Just as I had decided to return to the dark and echoing shelter of the pine trees, leaving the two of them to enjoy in peace whatever they had found together in that exposed and inhospitable spot amidst wind and sun, speculating to myself about the kind of passion that had driven them to strip off their clothes in all this shattering light and noise, suddenly it occurred to me that I could see nothing of Fiona’s brown arms and passionate hands which, even from this distance, should have been visible clasping Hugh’s thin white naked back or stony buttocks. I hesitated, turned again into the wind that now seemed to beat the motionless sunlight into my face, my hair, the depths of my yellow shirt. I took another look and, filled with a kind of voiceless compassion as well as a curiosity I had not known before, knew that Fiona’s invisibility was no longer a problem and that I could not retreat. Because Hugh was alone, I was convinced of it, and I could not abandon him there to sunstroke or aching muscles, certainly could not allow the reason for his lonely presence there on the empty beach to go unexplored.

But what was he doing? Sunbathing? Embarking on some kind of freakish photographic experiment? Reading one of his faded erotic periodicals hidden from my sight in the crab grass? What?

And then I stopped, leaning into the wind with legs apart, hands in pockets, head lowered, stood there frowning and trying to resist the temptation to lean down and shake him by the shoulder. He lay at my sandaled feet like a corpse, a long fish-colored corpse, or like some fallen stone figure sandblasted, so to speak, by centuries of cruel weather. Yes, an emaciated and mutilated corpse or statue, except that he in his oblivion was moving, while I, despite the compassionate concentration of all my analytical powers and alerted senses, had become immobile, only the immobile witness to this most florid and pathetic expression of Hugh’s reticence.

Because he lay there on his stomach embracing not Fiona but only his clothes, the twisted black long-legged sailor pants, soiled jersey and white shorts. No magazine, no camera, no living partner. Only the white shorts beneath his head and the pants and shirt bunched and almost out of sight now beneath his chest, his hidden loins, his rigid outstretched white legs of the Christ.

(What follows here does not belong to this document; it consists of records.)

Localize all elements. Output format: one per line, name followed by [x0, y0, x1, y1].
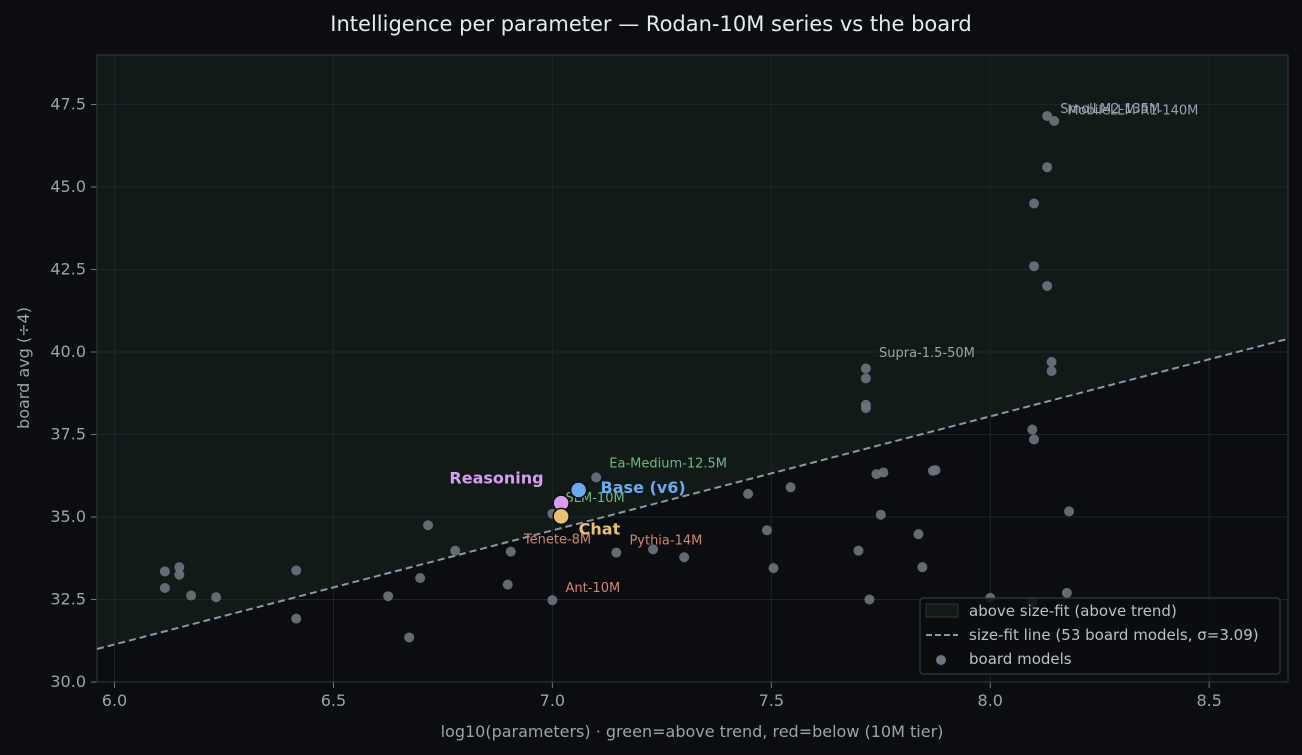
- board-model-label: SmolLM2-135M: [1060, 102, 1160, 117]
- y-tick-label: 37.5: [50, 425, 86, 444]
- board-model-point: [159, 566, 170, 577]
- board-model-point: [860, 373, 871, 384]
- board-model-label: Ant-10M: [566, 581, 621, 596]
- board-model-point: [404, 632, 415, 643]
- board-model-label: Ea-Medium-12.5M: [609, 457, 727, 472]
- board-model-point: [1042, 162, 1053, 173]
- board-model-point: [1061, 587, 1072, 598]
- legend-label: board models: [969, 650, 1072, 668]
- board-model-point: [648, 544, 659, 555]
- board-model-point: [611, 547, 622, 558]
- board-model-point: [743, 488, 754, 499]
- board-model-point: [853, 545, 864, 556]
- board-model-point: [1029, 434, 1040, 445]
- board-model-point: [878, 467, 889, 478]
- board-model-point: [860, 363, 871, 374]
- legend-label: size-fit line (53 board models, σ=3.09): [969, 626, 1259, 644]
- board-model-point: [291, 565, 302, 576]
- board-model-point: [1049, 116, 1060, 126]
- legend-swatch-board-models: [936, 655, 946, 665]
- board-model-point: [186, 590, 197, 601]
- board-model-point: [174, 562, 185, 573]
- y-tick-label: 32.5: [50, 590, 86, 609]
- board-model-label: MobileLLM-R1-140M: [1067, 103, 1198, 118]
- board-model-point: [1046, 366, 1057, 377]
- board-model-point: [505, 546, 516, 557]
- legend-box: [919, 597, 1281, 675]
- board-model-point: [1064, 506, 1075, 517]
- highlight-point-base: [569, 481, 588, 499]
- board-model-point: [423, 520, 434, 531]
- y-tick-label: 30.0: [50, 672, 86, 691]
- x-tick-label: 6.5: [321, 691, 346, 710]
- board-model-point: [1027, 424, 1038, 435]
- x-tick-label: 6.0: [102, 691, 127, 710]
- board-model-point: [591, 472, 602, 483]
- y-tick-label: 42.5: [50, 260, 86, 279]
- x-tick-label: 8.0: [978, 691, 1003, 710]
- board-model-point: [1029, 198, 1040, 209]
- highlight-label-chat: Chat: [579, 519, 621, 538]
- board-model-point: [502, 579, 513, 590]
- board-model-point: [679, 552, 690, 563]
- board-model-point: [547, 595, 558, 606]
- y-axis-label: board avg (÷4): [14, 307, 33, 429]
- legend-label: above size-fit (above trend): [969, 602, 1177, 620]
- board-model-point: [415, 573, 426, 584]
- chart-title: Intelligence per parameter — Rodan-10M s…: [330, 12, 971, 36]
- highlight-label-reasoning: Reasoning: [449, 468, 543, 487]
- board-model-point: [860, 403, 871, 414]
- board-model-point: [1046, 356, 1057, 367]
- board-model-point: [174, 569, 185, 580]
- board-model-point: [1029, 261, 1040, 272]
- y-tick-label: 40.0: [50, 342, 86, 361]
- y-tick-label: 45.0: [50, 177, 86, 196]
- board-model-point: [768, 563, 779, 574]
- board-model-point: [930, 465, 941, 476]
- x-axis-label: log10(parameters) · green=above trend, r…: [441, 722, 944, 741]
- board-model-point: [291, 613, 302, 624]
- board-model-point: [383, 591, 394, 602]
- board-model-point: [211, 592, 222, 603]
- legend-swatch-above-region: [925, 603, 959, 618]
- board-model-point: [917, 562, 928, 573]
- board-model-point: [450, 545, 461, 556]
- board-model-point: [875, 509, 886, 520]
- highlight-label-base: Base (v6): [601, 478, 686, 497]
- y-tick-label: 35.0: [50, 507, 86, 526]
- board-model-point: [785, 482, 796, 493]
- board-model-point: [761, 525, 772, 536]
- size-fit-trend-line: [96, 337, 1289, 650]
- board-model-label: Tenete-8M: [523, 532, 591, 547]
- x-tick-label: 8.5: [1196, 691, 1221, 710]
- highlight-point-chat: [552, 507, 570, 526]
- board-model-point: [864, 594, 875, 605]
- plot-frame: [96, 54, 1289, 683]
- x-tick-label: 7.0: [540, 691, 565, 710]
- board-model-point: [1042, 111, 1053, 122]
- board-model-point: [913, 529, 924, 540]
- legend: above size-fit (above trend) size-fit lin…: [919, 597, 1281, 675]
- board-model-point: [159, 582, 170, 593]
- board-model-label: Supra-1.5-50M: [879, 346, 975, 361]
- board-model-point: [1042, 281, 1053, 291]
- board-model-label: Pythia-14M: [629, 533, 702, 548]
- y-tick-label: 47.5: [50, 95, 86, 114]
- plot-area: 6.0 6.5 7.0 7.5 8.0 8.5 30.0 32.5 35.0 37.5 40.0 42…: [50, 54, 1289, 710]
- x-tick-label: 7.5: [759, 691, 784, 710]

The motion in the pitted gray-white buttocks was intensifying, the shoulders were beginning to heave, the black grass was beating against his long meager thighs, the tight black curls on the back of his head were blowing, springing loose, were becoming drenched with black light. Was he moaning? Did he believe himself to be lying at midnight among our percale sheets a half mile away at my villa instead of sprawled out here in the grass with a few uninteresting broken sea shells and some large black ants that would soon be scurrying in aimless circles on his heaving back? I could not be sure.